Pieter | Johannesburg | 07/27/2009
(4 out of 5 stars)

"There are two distinct styles on Nico's 1967 debut album. The first resembles a form of folkie chamber music and the second an unplugged type of Velvets art-rock. John Cale, Lou Reed and Sterling Morrison play on the album and wrote or co-wrote many of the songs. Their intriguing instrumental textures imbue Nico's morbid vocals with deeper dimensions. An air of melancholy permeates both song styles whilst the second type has an added undertone of unease.



Tracks like The Fairest of the Seasons with its gentle orchestral backing, Cale & Reed's haunting Little Sister and Reed & Morrison's Chelsea Girls with their delicate arrangements have the folkie feel of some of Marianne Faithfull's 1960s work and also bring to mind the orchestral folk of Nick Drake, no doubt because John Cale worked with both and Drake also used cello and flute. Tim Hardin's moving Eulogy to Lenny Bruce belongs here as too.



John Cale's Winter Song falls somewhere between the two styles whilst the complex arrangement of Lou Reed's Wrap Your Troubles In Dreams reflects the song's striking, often disturbing imagery. The most experimental track, It Was A Pleasure Then - co-written by Nico - is perhaps closest to the early Velvet Underground in its feedback squalls, dissonance and edgy sound effects.
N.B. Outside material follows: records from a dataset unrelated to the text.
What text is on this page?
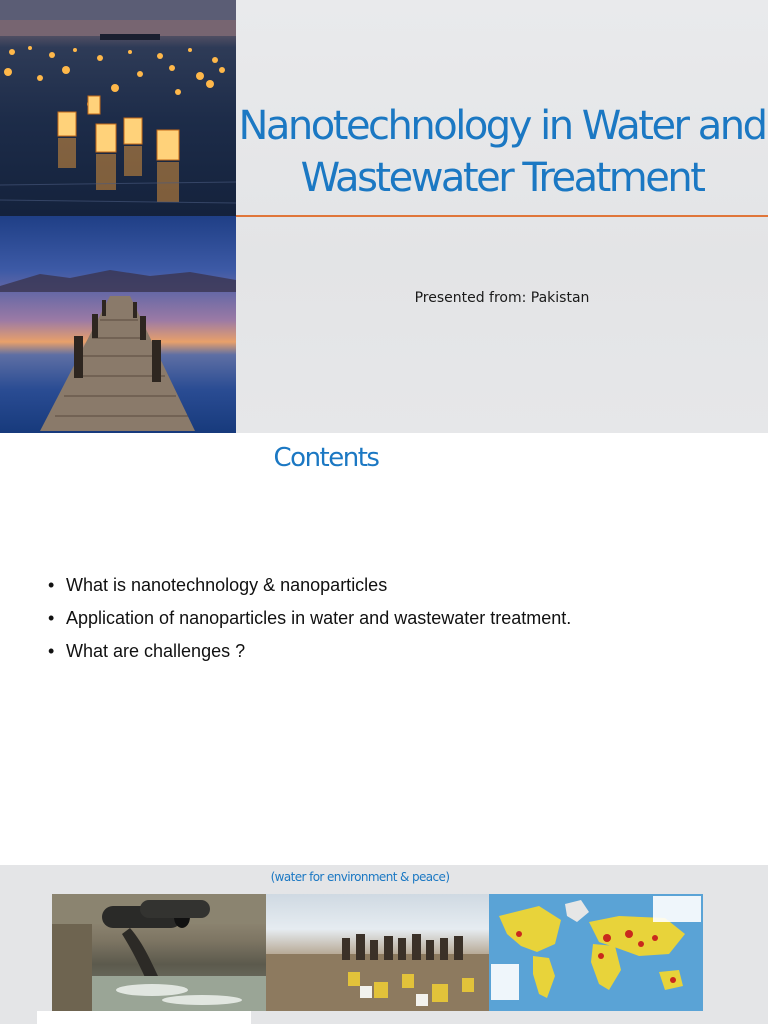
Nanotechnology in Water and
Wastewater Treatment
Presented from: Pakistan
Contents
• What is nanotechnology & nanoparticles
• Application of nanoparticles in water and wastewater treatment.
• What are challenges ?
(water for environment & peace)
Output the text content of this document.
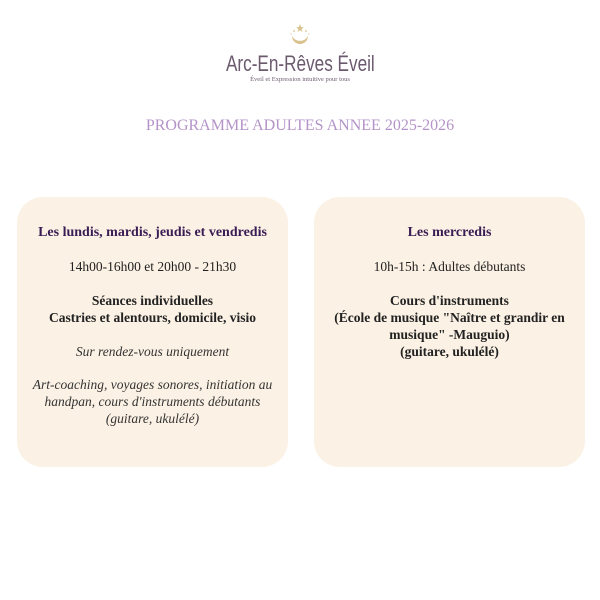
Arc-En-Rêves Éveil
Éveil et Expression intuitive pour tous
PROGRAMME ADULTES ANNEE 2025-2026
Les lundis, mardis, jeudis et vendredis
14h00-16h00 et 20h00 - 21h30
Séances individuelles
Castries et alentours, domicile, visio
Sur rendez-vous uniquement
Art-coaching, voyages sonores, initiation au
handpan, cours d'instruments débutants
(guitare, ukulélé)
Les mercredis
10h-15h : Adultes débutants
Cours d'instruments
(École de musique "Naître et grandir en
musique" -Mauguio)
(guitare, ukulélé)
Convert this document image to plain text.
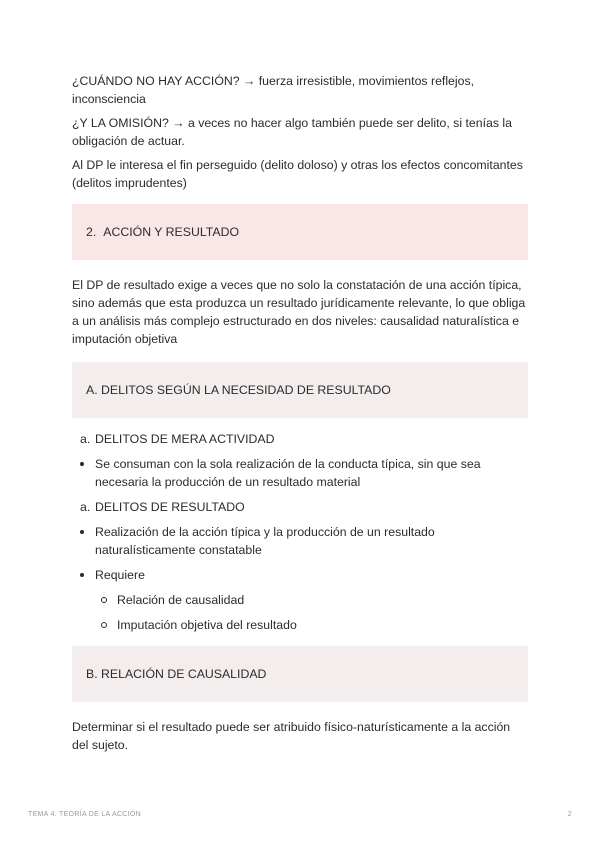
¿CUÁNDO NO HAY ACCIÓN? → fuerza irresistible, movimientos reflejos, inconsciencia

¿Y LA OMISIÓN? → a veces no hacer algo también puede ser delito, si tenías la obligación de actuar.

Al DP le interesa el fin perseguido (delito doloso) y otras los efectos concomitantes (delitos imprudentes)

2. ACCIÓN Y RESULTADO

El DP de resultado exige a veces que no solo la constatación de una acción típica, sino además que esta produzca un resultado jurídicamente relevante, lo que obliga a un análisis más complejo estructurado en dos niveles: causalidad naturalística e imputación objetiva

A. DELITOS SEGÚN LA NECESIDAD DE RESULTADO
a. DELITOS DE MERA ACTIVIDAD
Se consuman con la sola realización de la conducta típica, sin que sea necesaria la producción de un resultado material
a. DELITOS DE RESULTADO
Realización de la acción típica y la producción de un resultado naturalísticamente constatable
Requiere
Relación de causalidad
Imputación objetiva del resultado
B. RELACIÓN DE CAUSALIDAD

Determinar si el resultado puede ser atribuido físico-naturísticamente a la acción del sujeto.

TEMA 4. TEORÍA DE LA ACCIÓN	2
The appeal of Chelsea Girls is difficult to define, especially for fans of the VU and the later solo work of Cale & Reed. The thematic matrix and the acoustic backing - including piano, strings & guitar - accentuate the mournful magic of Nico's German accent and aloof delivery. Two very different but interesting albums are The End and Drama of Exile. I highly recommend the biography by James Young, Nico, Songs They Never Play on the Radio.